The bold 2025 manned-mission plan was announced by U.S. President Barack Obama in April of 2010, but it seems that not much has been done about it since, and it lacks support from both the public and from NASA staff members.
This new plan — outlined in a 51-page report prepared by scientists from 17 different government organizations, educational institutions and private space science companies — proposes launching a small, unmanned spacecraft, powered by both solar panels and ion propulsion, to the asteroid belt, where it would trap an appropriate asteroid in what is, essentially, a large bag and then slowly drag that asteroid back to Earth, depositing it into orbit around the Moon.
[ Related: More men and machines to venture into space in 2013 ]
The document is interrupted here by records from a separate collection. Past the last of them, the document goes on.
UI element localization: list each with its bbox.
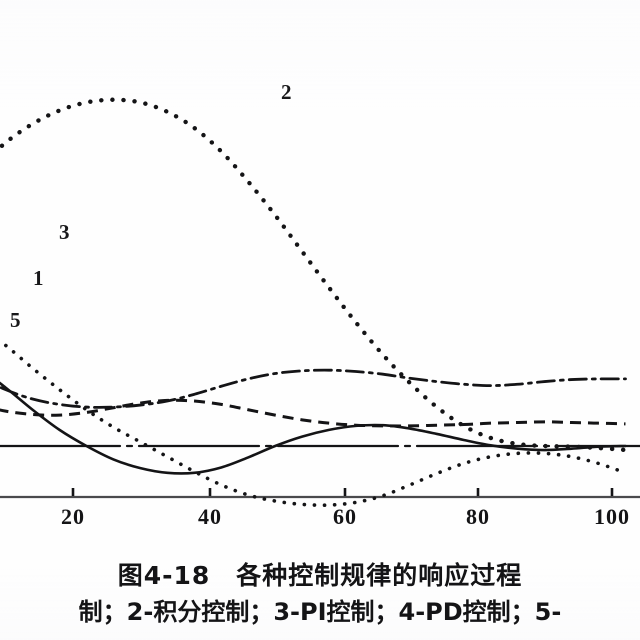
curve-label-5: 5 <box>10 308 21 332</box>
curve-label-3: 3 <box>59 220 70 244</box>
figure-number: 图4-18 <box>117 561 211 590</box>
figure-caption: 图4-18 各种控制规律的响应过程 <box>0 556 640 592</box>
response-curves-plot <box>0 97 640 507</box>
curve-5 <box>0 368 627 409</box>
curve-label-2: 2 <box>281 80 292 104</box>
figure-title: 各种控制规律的响应过程 <box>236 561 523 590</box>
curve-2 <box>0 97 628 453</box>
x-tick-label-60: 60 <box>333 504 357 529</box>
x-tick-label-20: 20 <box>61 504 85 529</box>
plot-svg <box>0 97 640 507</box>
curve-1 <box>0 381 627 475</box>
x-tick-label-80: 80 <box>466 504 490 529</box>
x-tick-label-40: 40 <box>198 504 222 529</box>
x-tick-label-100: 100 <box>594 504 630 529</box>
figure-legend-line: 制；2-积分控制；3-PI控制；4-PD控制；5- <box>78 598 562 626</box>
curve-3 <box>0 338 628 507</box>
curve-4 <box>0 398 626 428</box>
x-axis <box>0 488 640 499</box>
curve-label-1: 1 <box>33 266 44 290</box>
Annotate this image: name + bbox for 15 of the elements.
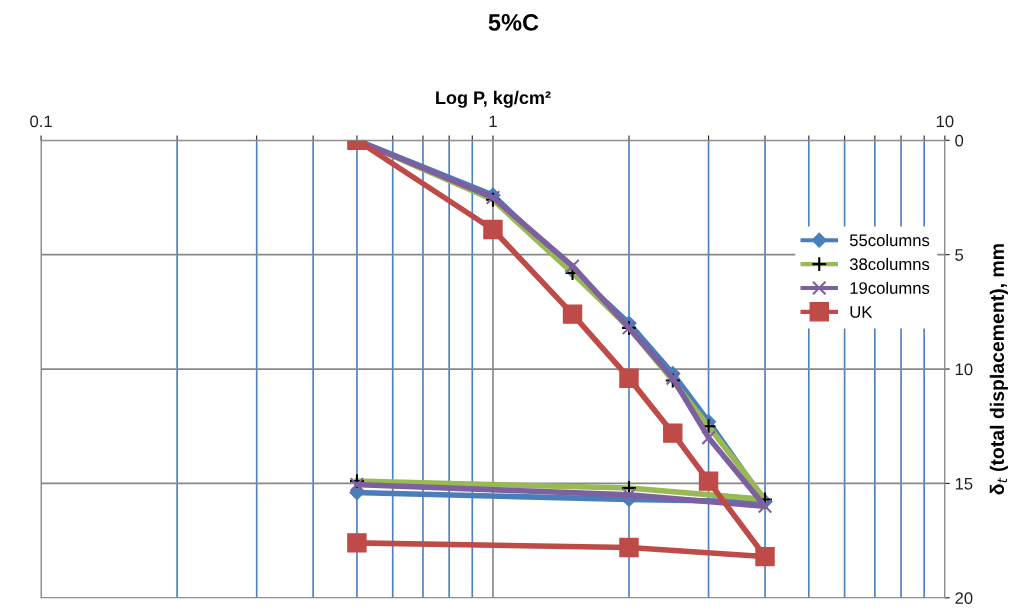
legend-label: UK <box>850 306 873 318</box>
legend-label: 38columns <box>849 257 930 271</box>
y-axis-title: δ$_{t}$ (total displacement), mm <box>989 244 1008 495</box>
y-tick-label: 0 <box>955 134 964 147</box>
legend-label: 55columns <box>849 233 930 247</box>
y-tick-label: 20 <box>955 592 973 604</box>
y-tick-label: 10 <box>955 363 973 376</box>
legend-label: 19columns <box>850 281 930 294</box>
y-tick-label: 5 <box>955 249 964 261</box>
x-axis-title: Log P, kg/cm² <box>436 90 551 108</box>
x-tick-label: 0.1 <box>30 115 52 128</box>
chart-title: 5%C <box>488 14 539 31</box>
x-tick-label: 10 <box>936 115 954 128</box>
x-tick-label: 1 <box>489 115 497 128</box>
y-tick-label: 15 <box>955 478 973 490</box>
Such a mission would take roughly 10 years to complete, which may seem a long time for little reward. However, while our little 'tug-boat' spacecraft was chugging along with its payload, we would be busy ourselves, building a new space station just beyond the Moon, at Lagrange Point 2 (L2) — an orbital stable point in Earth's shadow caused by the gravitational interaction between the Earth, the Moon and the Sun. This space station would, primarily, be built to give us convenient access to the Moon for scientific missions, mining Helium-3 from the Moon's dark side, and so forth, however it would also give us easy access to anything we placed into orbit around the Moon.
Also, sending one of these 'tug-boats' out could be followed by even more, with some sent by private companies such as Planetary Resources. This could set up a continuous stream of asteroids being brought back to us for exploration and mining potential, which would increase the overall reward of the plan vastly.
Oh, and for anyone worried about us causing our own doom by entrusting a planet-killer asteroid to a tiny unmanned robot, the scientists proposing this are well-aware of the potential danger. Their proposal involves gathering small, low-density space rocks, around 7 metres wide and of the type known as 'carbonaceous-chondrites'. These would still be valuable for their mineral content, but their small size and low density make it extremely likely that they would just burn up in our atmosphere, should the robot spacecraft drift off course.
There's no solid plans for this mission yet, of course, but given that it would be less expensive than a manned mission, it would not put astronauts at risk from cosmic radiation exposure, and it could likely be done with current technologies, the idea does have great potential.